Armando Montelongo Jr. is an American real estate entrepreneur and public speaker, best known for his role from 2006 to 2009 on the A&E reality TV show Flip This House. He is the founder of "Armando Montelongo Companies", which presents real estate investment seminars. Montelongo continues investing in real estate while operating his seminar company.

==Career==

===Entertainment===
After the first season of Flip This House cast, the second season was recast with two teams Montelongo's team from San Antonio and another competitor from Atlanta. Along with his then-wife Veronica, Brent Holt, and Randy Burch they were known as the San Antonio Team on the A&E show. He was on the show for three seasons.

In 2011, Montelongo formed a film production company, "Armando Montelongo Productions", to produce a feature film called Line of Duty. Described as an "urban crime drama", the movie was set and filmed in San Antonio. Line of Duty was written and directed by San Antonio native Bryan Ramirez, and featured Jeremy Ray Valdez, Will Rothhaar, Walter Perez, Joseph Julian Soria, Will Estes, Vivica A. Fox, Fernanda Romero and Jesse Borrego. Montelongo served as the film's executive producer. The estimated $2.5 million-budget film premiered in February 2013, with theatrical release in September and DVD release slated for December 2013.

===Awards===
In August 2011, Montelongo was ranked as the No. 2 Hispanic business owner on Inc. 500.

===Other businesses===
Montelongo moved back to his hometown of San Antonio, Texas, from California in 2001 and launched a career as a real estate investor. He began offering real estate seminars in 2005 and started Armando Montelongo Seminars in 2008. The company's seminars include information on the company's $1,500 three-day workshop as well as for a $25,000 in-person training workshop with Armando Montelongo.

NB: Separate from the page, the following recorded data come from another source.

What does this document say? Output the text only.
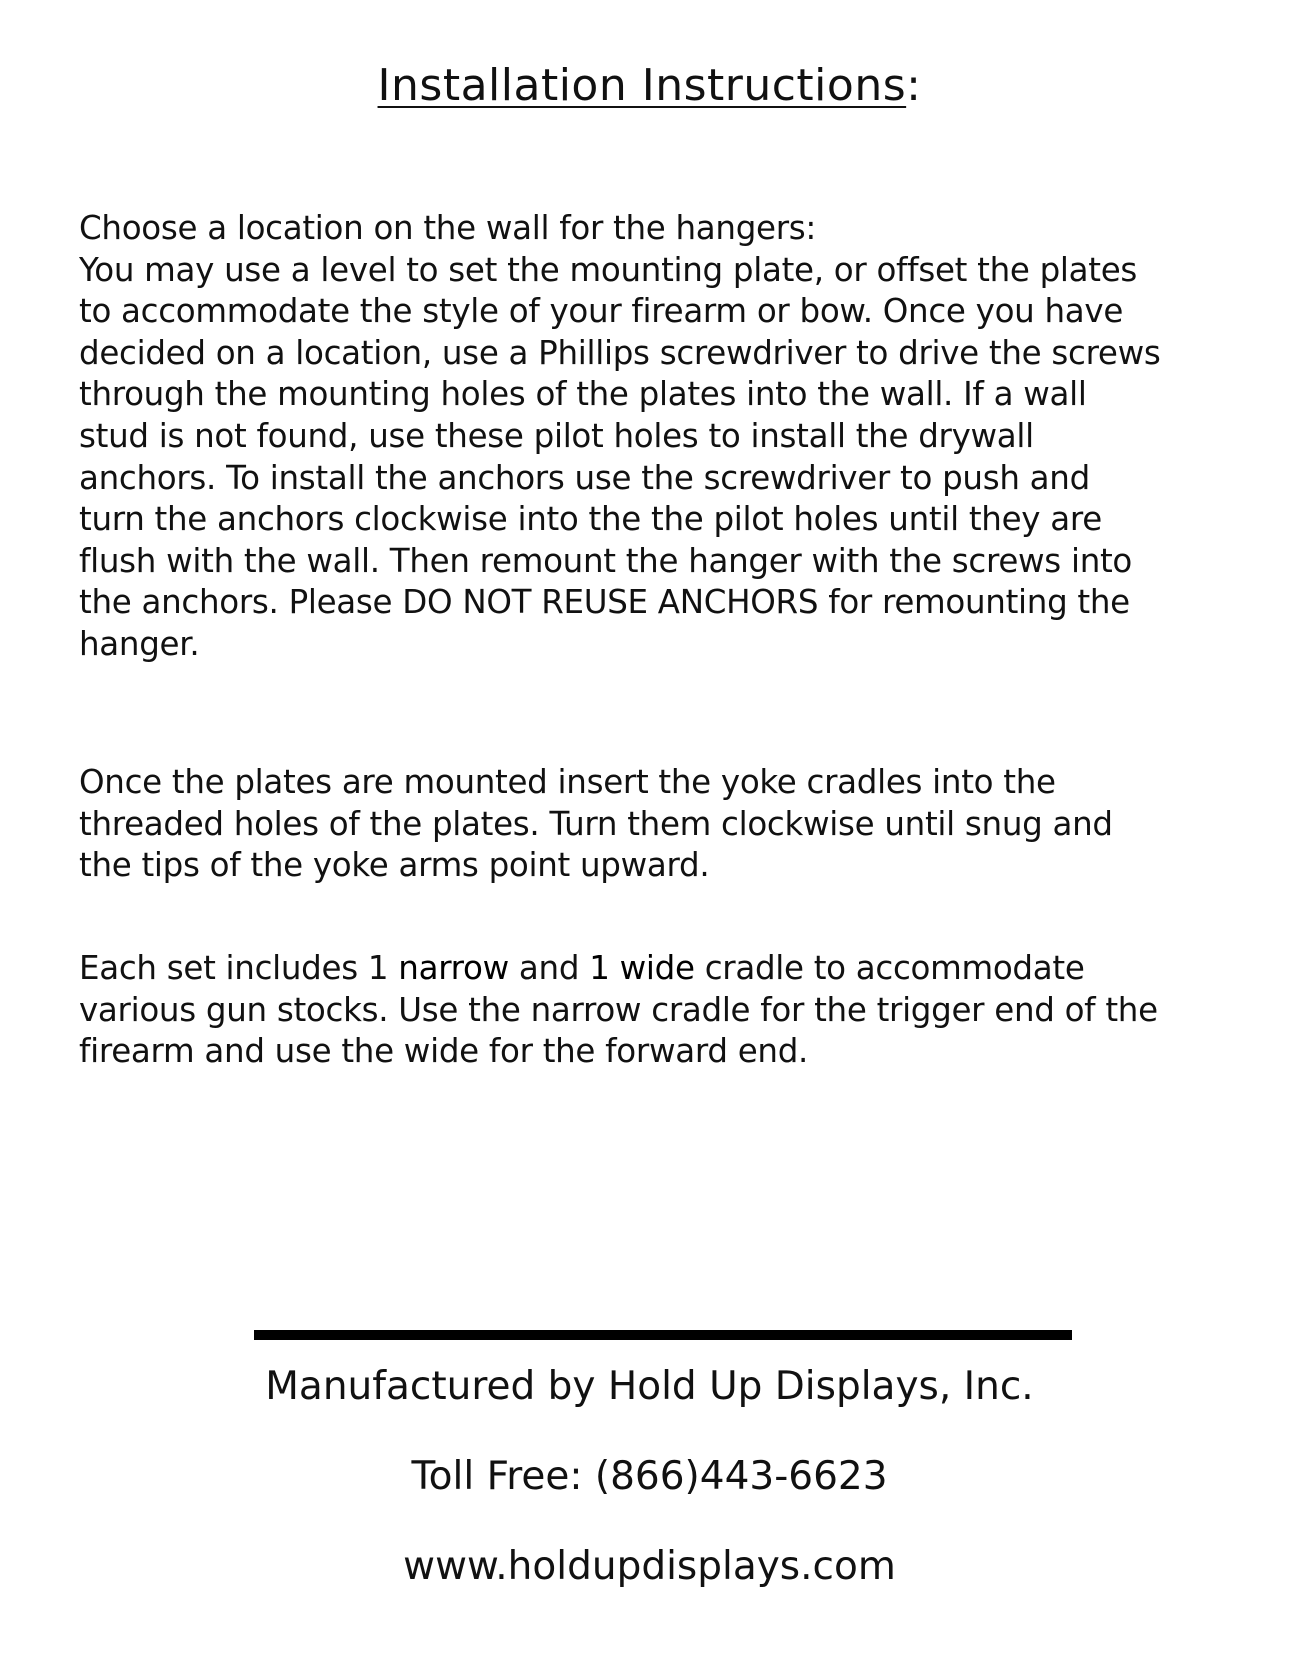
Installation Instructions:
Choose a location on the wall for the hangers:
You may use a level to set the mounting plate, or offset the plates
to accommodate the style of your firearm or bow. Once you have
decided on a location, use a Phillips screwdriver to drive the screws
through the mounting holes of the plates into the wall. If a wall
stud is not found, use these pilot holes to install the drywall
anchors. To install the anchors use the screwdriver to push and
turn the anchors clockwise into the the pilot holes until they are
flush with the wall. Then remount the hanger with the screws into
the anchors. Please DO NOT REUSE ANCHORS for remounting the
hanger.
Once the plates are mounted insert the yoke cradles into the
threaded holes of the plates. Turn them clockwise until snug and
the tips of the yoke arms point upward.
Each set includes 1 narrow and 1 wide cradle to accommodate
various gun stocks. Use the narrow cradle for the trigger end of the
firearm and use the wide for the forward end.
Manufactured by Hold Up Displays, Inc.

Toll Free: (866)443-6623

www.holdupdisplays.com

In 2011 the seminar company was investigated by the Texas attorney general. Montelongo settled the case with no admission of wrongdoing, and signed an "Assurance of Voluntary Compliance" outlining 20 conditions that must be met to continue marketing the seminars, including refraining from any false claims and stating that the seminars are primarily a vehicle to sell goods and services.

In May 2010, Montelongo sponsored an Indy 500 race car with Conquest Racing. The driver, Mario Romancini, finished 13th. One year later, he sponsored another car with Conquest Racing, driven by Pippa Mann.

On February 6, 2015, Montelongo was featured on Undercover Boss in which he disguised himself as an electrician, a seminar student, and a call center employee "to see what keeps his real estate investment company on solid ground" and make sure nothing untoward is going on.